Fizyoterapistlerin belki sadece bel-boyun ağrısı, fıtık, … gibi durumlar ile çalışıyor olduğunu düşünebilirsiniz. Pelvik taban, kas-iskelet sisteminin yer aldığı, hareket- kontrol mekanizmasının işlediği alanlardan biri olduğundan buraya ait problemlerde fizyoterapist ihtiyaç duyacağınız uzmanlardan biri olması olasıdır.
Pelvik taban, vücudumuzun oturduğumuz yerle temas eden bölge vücudun iç kısmında kalan parçasıdır. Dışardan bakıldığında cinseyet organları görünür? aslında iki ağaç arasına asılmış bir hamağa benzetilebilir. önde karnınızın alt ucundaki pubis kemiği , arkada sacrum ve kuyruk sokumu kemiği bulunmaktadır.
.
Daha ayrıntılı bakarsak; bu hamağı birçok kas oluşturur. Bu kasların, içinden geçen vajina, anüs ve mesane açıklıkları bulunmaktadır. Bu kasların üzerinde ise bu açıklıkların organları olan rahim, kalın barsak, idrar torbası oturmaktadır. Tabi, bu yapıların yanında birçok damar, sinir, bağ dokusu yer almaktadır.
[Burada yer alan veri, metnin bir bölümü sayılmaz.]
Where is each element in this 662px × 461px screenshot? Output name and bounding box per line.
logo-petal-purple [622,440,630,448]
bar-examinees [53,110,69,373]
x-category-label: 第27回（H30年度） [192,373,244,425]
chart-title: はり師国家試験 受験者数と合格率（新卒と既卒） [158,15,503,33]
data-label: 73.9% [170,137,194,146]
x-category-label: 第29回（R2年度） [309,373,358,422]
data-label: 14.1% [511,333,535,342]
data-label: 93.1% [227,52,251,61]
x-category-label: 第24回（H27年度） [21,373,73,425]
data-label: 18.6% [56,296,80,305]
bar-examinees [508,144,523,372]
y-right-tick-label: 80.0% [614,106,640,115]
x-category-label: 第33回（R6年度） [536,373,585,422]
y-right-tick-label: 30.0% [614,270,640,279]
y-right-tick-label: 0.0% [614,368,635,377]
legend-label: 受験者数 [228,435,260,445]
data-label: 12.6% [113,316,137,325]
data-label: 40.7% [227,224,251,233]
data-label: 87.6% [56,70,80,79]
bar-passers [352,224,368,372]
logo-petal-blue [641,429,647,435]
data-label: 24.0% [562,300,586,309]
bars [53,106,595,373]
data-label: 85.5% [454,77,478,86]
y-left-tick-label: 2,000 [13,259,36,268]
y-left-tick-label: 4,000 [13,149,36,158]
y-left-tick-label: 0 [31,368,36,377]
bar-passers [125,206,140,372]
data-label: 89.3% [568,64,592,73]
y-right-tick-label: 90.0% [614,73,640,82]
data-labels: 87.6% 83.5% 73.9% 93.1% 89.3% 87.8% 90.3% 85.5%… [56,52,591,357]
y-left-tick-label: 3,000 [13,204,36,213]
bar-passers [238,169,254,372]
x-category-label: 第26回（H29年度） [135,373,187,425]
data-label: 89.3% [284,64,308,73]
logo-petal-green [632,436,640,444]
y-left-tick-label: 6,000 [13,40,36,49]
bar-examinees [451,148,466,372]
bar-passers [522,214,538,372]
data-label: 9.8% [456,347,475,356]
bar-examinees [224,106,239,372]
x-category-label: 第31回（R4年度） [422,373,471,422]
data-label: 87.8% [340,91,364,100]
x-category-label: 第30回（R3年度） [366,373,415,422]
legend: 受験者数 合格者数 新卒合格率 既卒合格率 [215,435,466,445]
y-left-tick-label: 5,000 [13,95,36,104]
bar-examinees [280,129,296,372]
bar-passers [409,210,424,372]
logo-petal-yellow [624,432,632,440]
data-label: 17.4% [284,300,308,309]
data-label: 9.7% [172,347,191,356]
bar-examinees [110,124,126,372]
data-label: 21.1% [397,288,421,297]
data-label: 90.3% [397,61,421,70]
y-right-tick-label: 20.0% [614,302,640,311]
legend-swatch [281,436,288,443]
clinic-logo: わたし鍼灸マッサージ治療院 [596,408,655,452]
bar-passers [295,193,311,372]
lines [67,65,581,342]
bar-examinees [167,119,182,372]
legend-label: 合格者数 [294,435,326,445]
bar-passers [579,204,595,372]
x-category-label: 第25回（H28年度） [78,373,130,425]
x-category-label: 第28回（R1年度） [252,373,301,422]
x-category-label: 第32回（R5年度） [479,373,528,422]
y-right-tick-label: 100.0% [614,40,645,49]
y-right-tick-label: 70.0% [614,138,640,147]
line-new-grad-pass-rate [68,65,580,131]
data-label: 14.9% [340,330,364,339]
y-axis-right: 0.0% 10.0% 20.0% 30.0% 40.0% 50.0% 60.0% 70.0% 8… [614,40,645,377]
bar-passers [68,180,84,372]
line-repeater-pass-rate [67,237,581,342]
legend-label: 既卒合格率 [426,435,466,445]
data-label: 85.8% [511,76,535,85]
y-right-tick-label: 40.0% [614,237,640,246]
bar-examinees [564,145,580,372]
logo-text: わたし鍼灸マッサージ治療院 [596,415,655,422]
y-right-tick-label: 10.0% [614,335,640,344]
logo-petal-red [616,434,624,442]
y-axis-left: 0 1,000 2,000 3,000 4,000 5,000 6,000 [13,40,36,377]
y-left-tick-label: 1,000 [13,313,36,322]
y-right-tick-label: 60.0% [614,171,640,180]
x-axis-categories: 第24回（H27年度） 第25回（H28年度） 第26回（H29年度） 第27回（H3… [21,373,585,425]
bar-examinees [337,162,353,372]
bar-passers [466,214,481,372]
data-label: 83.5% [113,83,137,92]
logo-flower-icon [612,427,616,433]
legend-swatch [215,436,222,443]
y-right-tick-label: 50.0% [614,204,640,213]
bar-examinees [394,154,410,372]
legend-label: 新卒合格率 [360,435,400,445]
Pelvik tabanın tümüyle iyi bir şekilde görevlerini yerine getirebilmesi için birçok yapının dengeli ve birbiri ile uyumlu çalışması gerekmektedir. Örneğin, solunum kasımız diafragmayı kullanmayı bilmiyorsak bu durum direk olarak pelvik bölgemizin çalışmasını etkileyebilmektedir. Bir çalışmada (Smith, 2006) ise kilonuzun yüksek olması ya da hareketsiz olmanız lumbopelvik(bel ile pelvik taban )bölge ağrısında çok da etkin olmadığı; idrar kaçırma, solunum güçlüğü ve alerjilerin ise (bel ile pelvik taban) ağrısı ile ilişkili olduğu görülmüş.
Pelvik Tabanda, doğum , hamilelik, östrejen kaybı, yaşlanma, sedanter yaşantı, günlük yaşamı doğru bilinen yanlışlarla sürdürme ve tabi ki duygusal durumu etkileyen durumlar ile birlikle, problemler görülebilmektedir.
Pelvik taban kaslarında temel problemleri; gergin olması ya da çok gevşek olması , kasılmayı ve/veya gevşemeyi bilmemesi olarak sıralayabiliriz. Bu problemlerin yarattığı semptomlar ise şöyle sıralanabilir:
Sık sık idrara çıkma
Ağrılı idrar yapma
Alt bel bölgesi ağrısı
Pelvik taban bölgesinde devam eden ağrı
Kabızlık
Menopoz semptomları
Ağrılı cinsel ilişki
Hamilelik ve doğum ertesi wellnes
Ağrılı adet döngüleri
İdrara çıkınca mesanenin tam boşaldığını hissetmemek
Vajina ya da pelviste doluluk ya da basınç hissi
Yukarıda sıralanmış problemler sizde varsa önce uzman bir doktora sonra bir kadın sağlığı fizyoterapistine görünmeniz faydalı olacaktır. Bu gibi problemler yaşayan bireylerde pelvik taban muayenesi ile birlikte solunum, omurga, sinirler, eklem hareketleri, fonksiyona yönelik hareket kapasitesi, bazı kaslar özellikle değerlendirilmelidir.
Kadın Sağlığında pelvik taban rehabilitasyonunun rolünü sıralarsak: ağrı, idrar fonksiyonları, bağırsak fonksiyonları, cinsel fonksiyonlar, doğurganlık üzerine etki diyebiliriz. Değerlendirme ile gerekli olan hasta eğitimi, fizyoterapistin manuel uygulamaları, uygun egzersiz öğretilmesi şeklinde kişinin problemine odaklı çalışmalar yapılması ağrı ve diğer pelvik taban fonksiyonlarını olumlu yönde etkilemektedir. Öyle ki, pelvik taban fizyoterapisi, ciddi ilaç kullanımlarına rağmen geçmeyen ağrılar, belki çok küçük bir dokunuş ile ilerleyen dönemlerde cerrahi gerektirecek durumlar için destekleyici , hatta kurtarıcı olabilmektedir.